Расставаясь, Сысой шепнул на ухо Климу:
— Мне, вишь, ещё говорили: мол, стрелец, Агафьин мужик, воровал супротив государя. А ты — друзец его! — Стражник хитро подмигнул. — А я не поверил. Много лет здравствуй, Клим!
Не будь Агафья больной, не было бы ноги Клима на Неглинной стороне! Однако ж ходил туда каждый день ещё две седмицы. Агафья медленно угасала. Последние дни постоянно твердила, что её муж Аким на том свете ждёт её не дождётся, каждый день приходит и манит, зовёт её. На второй неделе Филиппова поста (в конце ноября) она преставилась.
Теперь всего две ниточки связывали Клима с Москвой — Фокей и Василиса. С Фокеем было проще: он понравился Исаю и тот определённо сказал, что из него толк будет. Василиса труднее привыкала к бабушке Ольге. Хотя не стало бабушки Агафьи, всё ж тянуло её на Неглинную. Самым неприятным было, что она с удовольствием вспоминала Сысоя.

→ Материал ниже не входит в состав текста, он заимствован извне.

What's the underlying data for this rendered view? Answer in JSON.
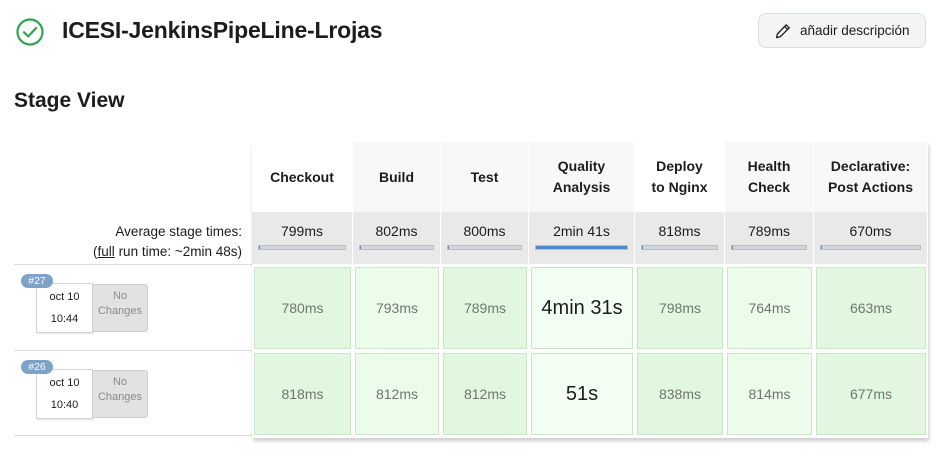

Познакомили её с Фокеем, но они почему-то дичились друг друга. Клим, боясь потерять и вторую девочку, решил взять её с собой на Белое озеро. Сборы были недолги, обозы туда по зиме ходили часто. Осталось дождаться и проститься с Фокеем и Исаем, они по первозимку ушли за шкурами на донские украйны. Фокей там надеялся повидаться с дедом. Вернутся — к Рождеству, так что недолго ждать.
Кто бы мог предположить, что это ожидание станет началом новой стези!
19
В день апостола Андрея Первозванного (30 ноября) после завтрака Клим сидел в горнице дома купца Исая, читал Житие святых и толковал непонятные места; слушали его хозяйка Ольга Мавровна, Василиса и слуги. Чтение прервал вошедший из лавки приказчик в сопровождении мужчины купеческого вида, нёсшего вместительный туес.

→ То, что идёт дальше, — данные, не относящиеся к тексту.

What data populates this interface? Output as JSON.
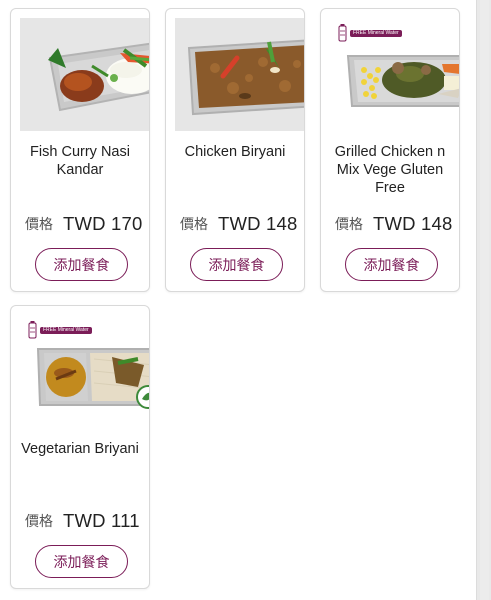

— Прости, матушка, — обратился приказчик. — К тебе вот посыльный от гостя Аники Строганова.
— Милости прошу. С чем пожаловал?
— Со словом Аники Фёдоровича к гостю Исаю Никитычу. Поскольку его нет, приказано тебе сказать, Ольга Мавровна. Аника Фёдорович прибыл в стольный град, да заболел дорогой. Желает он тебе многих лет здравия и процветания дому твоему. Из-за болести не мог он сам поклониться тебе, прислал меня, недостойного. И вот поминки. Прими Христа ради. — Посыльный поставил перед хозяйкой туес.

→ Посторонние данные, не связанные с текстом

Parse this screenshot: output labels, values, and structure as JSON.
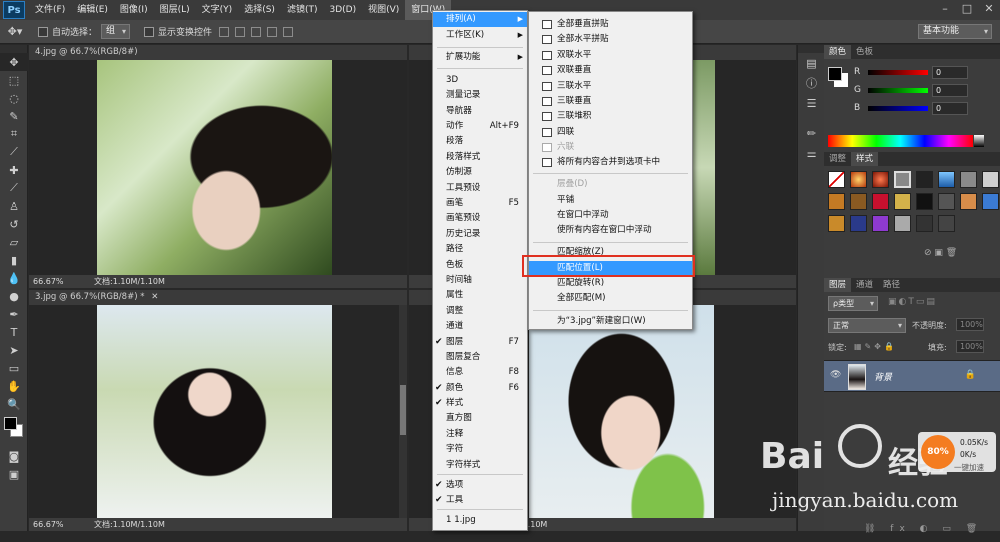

Аника Строганов был уважаемый купец; одежда посла и его речь говорили, что это приближённый человек Аники. Поэтому ему был оказан достойный приём. Хозяйка встала, поклонилась, приказала подать скамью и посадила против себя. Несмотря на пост, угостила крепким мёдом. Взаимные расспросы длились долго. Клим узнал, что жену Аники звали Софией Игнатьевной и она — подруга Ольги Мавровны, что у неё один сын и две дочери, да два пасынка и падчерица, и все живут одной семьёй, что Аника в свои шестьдесят семь лет начал прихварывать. Он не взял на этот раз своего знахаря, а местными недоволен, облегчения не приносят. Тут хозяйка
расхвалила знахарские способности Клима и попросила его полечить богатого гостя.Аника Строганов известен на всю Русь. Он варил соль на Вычегде и Каме, держал соляной торг во всех больших городах. Неждан в своих рассказах не раз называл его соляным владыкой. Теперь предстояло увидеть этого владыку. Клим охотно согласился. Расспросил посыльного, чем болен хозяин, и захватил нужные специи.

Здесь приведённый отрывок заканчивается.